Thankfully, Helt lived to laugh about his adventures in Paraguay.
Samantha Straus, currently serving in Gambia, frightened her professors back at UAF when they learned she ended up at a clinic in West Africa, malnourished. Food supplies are so scarce that Straus lost a lot of weight and succumbed to illness. Luckily, her conditions improved and she was able to stay in country.

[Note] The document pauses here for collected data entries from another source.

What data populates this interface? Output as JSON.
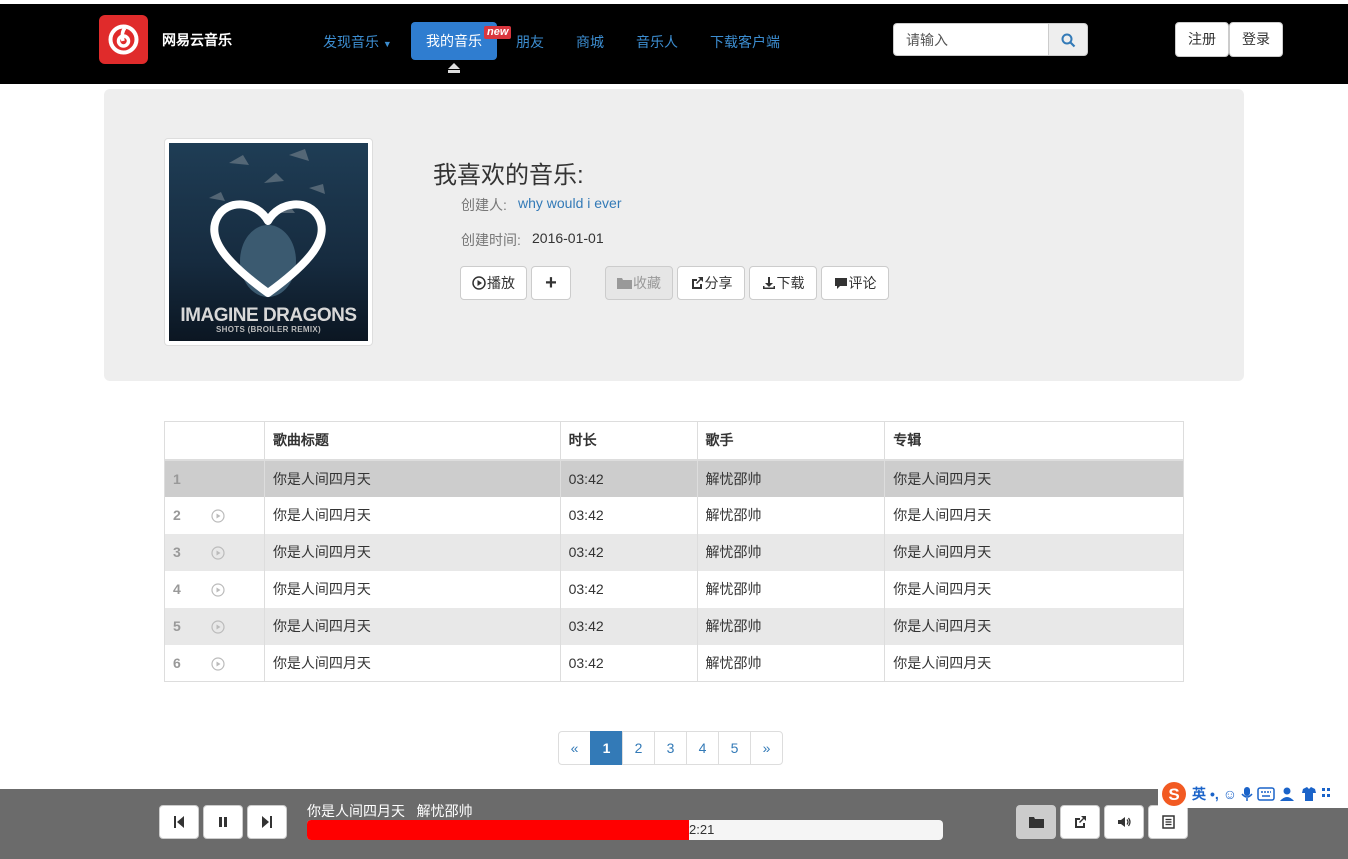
{
  "navbar": {
    "brand_name": "网易云音乐",
    "items": [
      {
        "label": "发现音乐"
      },
      {
        "label": "我的音乐"
      },
      {
        "label": "朋友"
      },
      {
        "label": "商城"
      },
      {
        "label": "音乐人"
      },
      {
        "label": "下载客户端"
      }
    ],
    "new_badge": "new",
    "search_placeholder": "请输入",
    "register_label": "注册",
    "login_label": "登录"
  },
  "playlist": {
    "title": "我喜欢的音乐:",
    "creator_label": "创建人:",
    "creator": "why would i ever",
    "created_label": "创建时间:",
    "created": "2016-01-01",
    "cover_text_main": "IMAGINE DRAGONS",
    "cover_text_sub": "SHOTS (BROILER REMIX)",
    "actions": {
      "play": "播放",
      "collect": "收藏",
      "share": "分享",
      "download": "下载",
      "comment": "评论"
    }
  },
  "table": {
    "headers": [
      "歌曲标题",
      "时长",
      "歌手",
      "专辑"
    ],
    "rows": [
      {
        "index": "1",
        "title": "你是人间四月天",
        "duration": "03:42",
        "artist": "解忧邵帅",
        "album": "你是人间四月天"
      },
      {
        "index": "2",
        "title": "你是人间四月天",
        "duration": "03:42",
        "artist": "解忧邵帅",
        "album": "你是人间四月天"
      },
      {
        "index": "3",
        "title": "你是人间四月天",
        "duration": "03:42",
        "artist": "解忧邵帅",
        "album": "你是人间四月天"
      },
      {
        "index": "4",
        "title": "你是人间四月天",
        "duration": "03:42",
        "artist": "解忧邵帅",
        "album": "你是人间四月天"
      },
      {
        "index": "5",
        "title": "你是人间四月天",
        "duration": "03:42",
        "artist": "解忧邵帅",
        "album": "你是人间四月天"
      },
      {
        "index": "6",
        "title": "你是人间四月天",
        "duration": "03:42",
        "artist": "解忧邵帅",
        "album": "你是人间四月天"
      }
    ]
  },
  "pagination": {
    "prev": "«",
    "pages": [
      "1",
      "2",
      "3",
      "4",
      "5"
    ],
    "next": "»",
    "current": "1"
  },
  "player": {
    "song": "你是人间四月天",
    "artist": "解忧邵帅",
    "time": "2:21",
    "progress": 0.6
  },
  "ime": {
    "mode": "英"
  },
  "colors": {
    "accent": "#337ab7",
    "brand": "#e02b2b",
    "progress": "#ff0000"
  }
}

     Deforestation is Straus’s area of research and work. She has worked with villagers to raise bees and harvest honey. “Bees need trees and trees need bees,” Straus said. Her colleagues have become more interested and dedicated to the task of growing trees if only to help their honey production thrive. Last year, nearly 100 cashew and 50 moringa trees were planted in the community.
Community members rely heavily on trees for fuel wood, medicine, food, timber and fodder. Beekeeping adds a lucrative and attractive income-generation opportunity, which has galvanized the community’s interest in tree planting.

     When people ask Straus why there is no honey, she responds that the bees are eating all the honey they produce because there are not enough trees for them to feed on. The rural village where she serves is also threatened by erosion as deep gullies continue to ruin farmlands and the structural integrity of homes. Trees have many secondary uses, including soil stabilization. “More trees can only help the community in all of the above mentioned areas, and beekeeping is one of the ways they are getting there,” Straus said.
Ben Rance had served in Honduras for 18 months when all volunteers were yanked due to safety concerns. In the field he worked on everything from gender equality to constructing 55 new latrines.

     “I had an unconventional Peace Corps experience,” he said. “I kind of felt like a failure. I would start projects, get going and have to leave. “I wish I had had the opportunity to serve two years, but sometimes that’s not how the world works.”

     Looking back, Rance said he learned the value of understanding cultural, social, political and economic realities in a community. He observed that monitoring, evaluation and follow-up are virtually non-existent in the PC, at least in his experience. And he worries that sometimes the program might create dependence on outside help.

     Nevertheless, the value is seen by Todd in the big picture. “This enriches UAF,” she said. “Our students and faculty say it is the best thing that has happened to our school. It’s a commitment to the betterment of society and not just what’s in it for me.”  “It makes this a stronger university,” Gasbarro said. “It keeps us connected to the rest of the world and makes us not quite so provincial.”

     UAF Chancellor Brian Rogers agrees. At a PC gathering on campus in fall 2013, Rogers said the Peace Corps programs are a natural fit for UAF. “Tony (Gasbarro) talked me into it,” he said. “I had seen Tony’s presentations over the years. When he tells his stories people get excited. The opportunities the Peace Corps creates are really amazing.”  Rogers encourages all students to study abroad at some point. “Having international, cross-cultural experiences is part of what it takes to be successful,” he said.